DR. FATMA TATAR Sağlıksız sağlık politikalarının sorumlusu ilan ediliyoruz. Günde 100 hasta bakan, 40 saat aralıksız çalışan, eğitim, yenilik takibinin lüks sayıldığı ortamda, popülist politikalara kurban edilen hekimlerin sesinin duyulması gerek!

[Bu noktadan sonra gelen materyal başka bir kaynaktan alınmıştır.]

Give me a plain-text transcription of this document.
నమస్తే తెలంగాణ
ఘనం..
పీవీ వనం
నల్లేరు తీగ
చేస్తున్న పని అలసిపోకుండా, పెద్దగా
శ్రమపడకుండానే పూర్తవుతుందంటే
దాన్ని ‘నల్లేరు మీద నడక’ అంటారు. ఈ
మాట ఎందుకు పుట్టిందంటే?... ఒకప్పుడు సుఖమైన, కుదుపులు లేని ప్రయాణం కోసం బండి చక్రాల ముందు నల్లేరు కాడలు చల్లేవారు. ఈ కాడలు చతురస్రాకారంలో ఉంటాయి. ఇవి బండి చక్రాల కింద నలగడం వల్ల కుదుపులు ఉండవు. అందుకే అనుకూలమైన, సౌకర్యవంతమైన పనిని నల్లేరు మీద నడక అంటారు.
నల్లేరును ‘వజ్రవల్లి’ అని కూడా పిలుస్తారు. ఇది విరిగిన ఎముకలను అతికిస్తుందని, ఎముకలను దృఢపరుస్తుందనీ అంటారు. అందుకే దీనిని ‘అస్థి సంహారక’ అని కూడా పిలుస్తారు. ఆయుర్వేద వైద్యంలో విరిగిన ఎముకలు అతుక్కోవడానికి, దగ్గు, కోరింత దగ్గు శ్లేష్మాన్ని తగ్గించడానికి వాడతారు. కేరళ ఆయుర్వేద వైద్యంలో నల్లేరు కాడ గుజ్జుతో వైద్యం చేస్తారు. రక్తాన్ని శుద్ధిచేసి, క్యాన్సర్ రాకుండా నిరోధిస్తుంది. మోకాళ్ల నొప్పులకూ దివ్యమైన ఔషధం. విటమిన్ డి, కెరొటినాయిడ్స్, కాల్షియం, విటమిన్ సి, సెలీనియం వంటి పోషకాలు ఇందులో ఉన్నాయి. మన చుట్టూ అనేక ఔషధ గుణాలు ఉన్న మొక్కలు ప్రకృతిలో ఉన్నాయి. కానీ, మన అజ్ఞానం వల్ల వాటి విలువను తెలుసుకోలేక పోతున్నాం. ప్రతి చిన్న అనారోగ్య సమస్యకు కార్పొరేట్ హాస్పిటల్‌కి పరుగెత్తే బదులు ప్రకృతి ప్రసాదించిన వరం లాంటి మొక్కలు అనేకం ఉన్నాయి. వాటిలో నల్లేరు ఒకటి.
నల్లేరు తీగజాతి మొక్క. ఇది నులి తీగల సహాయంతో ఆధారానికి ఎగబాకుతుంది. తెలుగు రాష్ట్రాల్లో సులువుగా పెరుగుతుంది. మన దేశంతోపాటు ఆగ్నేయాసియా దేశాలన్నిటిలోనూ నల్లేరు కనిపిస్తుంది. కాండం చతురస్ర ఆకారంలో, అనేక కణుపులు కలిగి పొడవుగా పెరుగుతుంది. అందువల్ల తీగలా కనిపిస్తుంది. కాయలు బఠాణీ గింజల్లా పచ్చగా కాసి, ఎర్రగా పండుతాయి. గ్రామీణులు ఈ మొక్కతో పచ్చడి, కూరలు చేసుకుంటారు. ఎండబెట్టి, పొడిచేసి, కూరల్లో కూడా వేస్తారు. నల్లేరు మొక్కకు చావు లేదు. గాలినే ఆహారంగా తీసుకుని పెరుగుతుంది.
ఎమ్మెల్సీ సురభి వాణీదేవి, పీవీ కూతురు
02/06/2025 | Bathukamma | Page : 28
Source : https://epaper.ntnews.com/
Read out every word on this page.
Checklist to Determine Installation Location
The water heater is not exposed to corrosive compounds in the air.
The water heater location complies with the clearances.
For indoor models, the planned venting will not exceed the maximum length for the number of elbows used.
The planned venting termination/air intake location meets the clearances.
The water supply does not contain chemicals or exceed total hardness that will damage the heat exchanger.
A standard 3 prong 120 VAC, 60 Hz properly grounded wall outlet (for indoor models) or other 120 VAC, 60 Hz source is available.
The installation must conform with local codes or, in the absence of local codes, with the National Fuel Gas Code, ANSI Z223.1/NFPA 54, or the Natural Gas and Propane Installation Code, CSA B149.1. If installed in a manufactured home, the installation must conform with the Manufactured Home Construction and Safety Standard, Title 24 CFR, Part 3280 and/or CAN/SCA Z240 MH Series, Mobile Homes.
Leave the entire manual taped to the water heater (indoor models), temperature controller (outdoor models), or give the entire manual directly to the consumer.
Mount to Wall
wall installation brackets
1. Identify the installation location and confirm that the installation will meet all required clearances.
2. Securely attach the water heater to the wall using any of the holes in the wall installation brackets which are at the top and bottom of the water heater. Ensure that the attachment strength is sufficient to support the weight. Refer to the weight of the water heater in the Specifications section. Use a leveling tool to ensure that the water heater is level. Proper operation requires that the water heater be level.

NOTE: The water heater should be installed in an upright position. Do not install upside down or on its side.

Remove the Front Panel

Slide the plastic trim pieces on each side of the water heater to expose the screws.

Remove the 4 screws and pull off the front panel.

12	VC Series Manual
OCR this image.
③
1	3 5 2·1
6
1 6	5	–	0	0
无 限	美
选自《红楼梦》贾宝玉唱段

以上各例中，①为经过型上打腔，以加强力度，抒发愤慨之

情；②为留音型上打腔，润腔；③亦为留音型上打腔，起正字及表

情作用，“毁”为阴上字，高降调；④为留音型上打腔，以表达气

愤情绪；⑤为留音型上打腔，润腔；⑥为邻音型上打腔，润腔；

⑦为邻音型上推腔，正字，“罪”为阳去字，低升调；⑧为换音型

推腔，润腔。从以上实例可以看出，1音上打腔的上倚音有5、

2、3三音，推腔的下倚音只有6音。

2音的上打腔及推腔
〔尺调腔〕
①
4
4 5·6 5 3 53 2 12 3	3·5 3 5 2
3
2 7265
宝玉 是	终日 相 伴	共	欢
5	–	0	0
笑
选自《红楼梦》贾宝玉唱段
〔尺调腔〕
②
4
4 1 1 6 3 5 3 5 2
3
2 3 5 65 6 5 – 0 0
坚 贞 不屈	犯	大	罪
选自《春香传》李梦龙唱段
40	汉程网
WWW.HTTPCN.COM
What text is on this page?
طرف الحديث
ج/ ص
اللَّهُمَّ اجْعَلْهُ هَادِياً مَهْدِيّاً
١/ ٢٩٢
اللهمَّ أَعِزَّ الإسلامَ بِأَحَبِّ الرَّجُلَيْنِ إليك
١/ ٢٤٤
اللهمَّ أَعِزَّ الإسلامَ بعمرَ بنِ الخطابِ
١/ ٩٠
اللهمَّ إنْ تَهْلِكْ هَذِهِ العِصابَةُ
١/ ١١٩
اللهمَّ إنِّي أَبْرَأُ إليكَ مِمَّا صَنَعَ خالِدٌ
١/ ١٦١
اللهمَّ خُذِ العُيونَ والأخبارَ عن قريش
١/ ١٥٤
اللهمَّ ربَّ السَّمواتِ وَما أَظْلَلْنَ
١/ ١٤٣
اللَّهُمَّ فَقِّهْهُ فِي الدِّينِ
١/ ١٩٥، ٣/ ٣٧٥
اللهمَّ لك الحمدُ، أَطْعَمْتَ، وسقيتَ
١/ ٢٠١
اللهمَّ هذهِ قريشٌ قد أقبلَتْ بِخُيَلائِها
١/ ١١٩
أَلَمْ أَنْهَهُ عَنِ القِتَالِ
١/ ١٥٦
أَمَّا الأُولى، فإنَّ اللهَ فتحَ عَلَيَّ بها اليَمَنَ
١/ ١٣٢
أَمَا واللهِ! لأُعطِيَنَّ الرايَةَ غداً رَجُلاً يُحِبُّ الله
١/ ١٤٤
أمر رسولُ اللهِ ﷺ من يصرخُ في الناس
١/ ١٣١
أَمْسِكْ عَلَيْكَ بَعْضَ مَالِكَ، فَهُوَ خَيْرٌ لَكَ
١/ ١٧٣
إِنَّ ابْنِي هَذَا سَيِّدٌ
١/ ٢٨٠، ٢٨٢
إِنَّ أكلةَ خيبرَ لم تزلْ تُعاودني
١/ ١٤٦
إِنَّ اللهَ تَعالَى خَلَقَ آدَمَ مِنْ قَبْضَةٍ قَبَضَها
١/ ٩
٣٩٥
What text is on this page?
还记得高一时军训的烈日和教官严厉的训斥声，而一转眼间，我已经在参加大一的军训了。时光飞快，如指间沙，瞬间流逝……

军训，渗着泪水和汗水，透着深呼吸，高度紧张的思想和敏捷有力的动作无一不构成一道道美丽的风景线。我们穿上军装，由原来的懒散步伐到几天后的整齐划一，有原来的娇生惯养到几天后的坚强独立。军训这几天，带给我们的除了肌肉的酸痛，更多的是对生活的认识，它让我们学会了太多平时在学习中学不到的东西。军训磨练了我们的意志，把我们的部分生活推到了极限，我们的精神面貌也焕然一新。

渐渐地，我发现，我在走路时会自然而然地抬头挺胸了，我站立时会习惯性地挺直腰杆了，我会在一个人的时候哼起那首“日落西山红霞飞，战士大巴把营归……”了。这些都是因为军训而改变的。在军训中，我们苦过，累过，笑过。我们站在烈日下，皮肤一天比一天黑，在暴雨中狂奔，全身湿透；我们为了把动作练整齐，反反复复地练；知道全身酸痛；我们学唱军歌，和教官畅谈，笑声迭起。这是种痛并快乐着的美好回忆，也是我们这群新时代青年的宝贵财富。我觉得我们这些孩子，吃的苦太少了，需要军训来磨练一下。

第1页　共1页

BURSALI HEKİMLERİN MANİFESTOSU
Artık 3.6 dakikalık muayeneye zorlanmak istemiyorum
21 yıl eğitim aldım. Bittiğinde 28 yaşıma gelmiştim. Hastanemde, yılda ortalama 24-48 kez nöbet tutarım. Bu kadar gece ailemden uzaktayım. En stresli mesleklerden birindeyim. Ortalama ömrüm, Türkiye ortalamasının altında. Kalp krizi riskim diğer mesleklerden fazla. Tek hata, yanlış hakkım yok. Bu stresle çalışırım, sorgulanmamış meslektaşım bulunmaz. Kimi yargılanmış, cezalandırılmıştır. Yeni ceza yasasından sonra bu alanda birinciliği diğer mesleklere kaptırmayız. Nöbette kaç hasta gelirse bakmak zorundayım. Reddedemem. Meşgulüz, kapalıyız, yemekteyiz diyemem. Hastaneme yatırım yapılmaz, insan yerine konmam. Gece nöbetinde yarım saat kestirsem eleştirilebilir, dava edilebilirim. Bu nedenle pek uyumam. Yöneticiler sık sık nöbet sistemini değiştirir. Yönetmelikler umursanmaz. 59 yaşındaki doktora 5 günde bir 24 saat nöbet yazılabilir. İl dışı göreve yollanırım; sağlıktır, bunu kanıksadım. Yıldırıldım, itiraz edemem. Günde 65 hasta bakmam istenir, sayı 100’e çıkar. 3.6 dakikada seni asla muayene edemediğimi bilirim. Yüzüne bakmam, pek konuşmam, çünkü fırsat yoktur. Üstelik sistemdeki çarpıklığın sebebi benmişim gibi, hastayla karşı karşıya getirilirim. Yöneticilerimiz Avrupa Birliği’ne girme aşamasında olduğumuzu söylüyor. AB vatandaşının en az muayene süresi 18 dakika. Hekim günde 20 hastaya bakıyor. Yeni ceza yasası hastamın tüm sorumluluğunu almamı istiyor, gerekirse yargılanacağım. Artık 3.6 dakikalık muayeneye zorlanmak istemiyorum. Çünkü bu senin sağlığını bozuyor. Bunun bilincine var, oyunla seçilen yönetenleri uyar.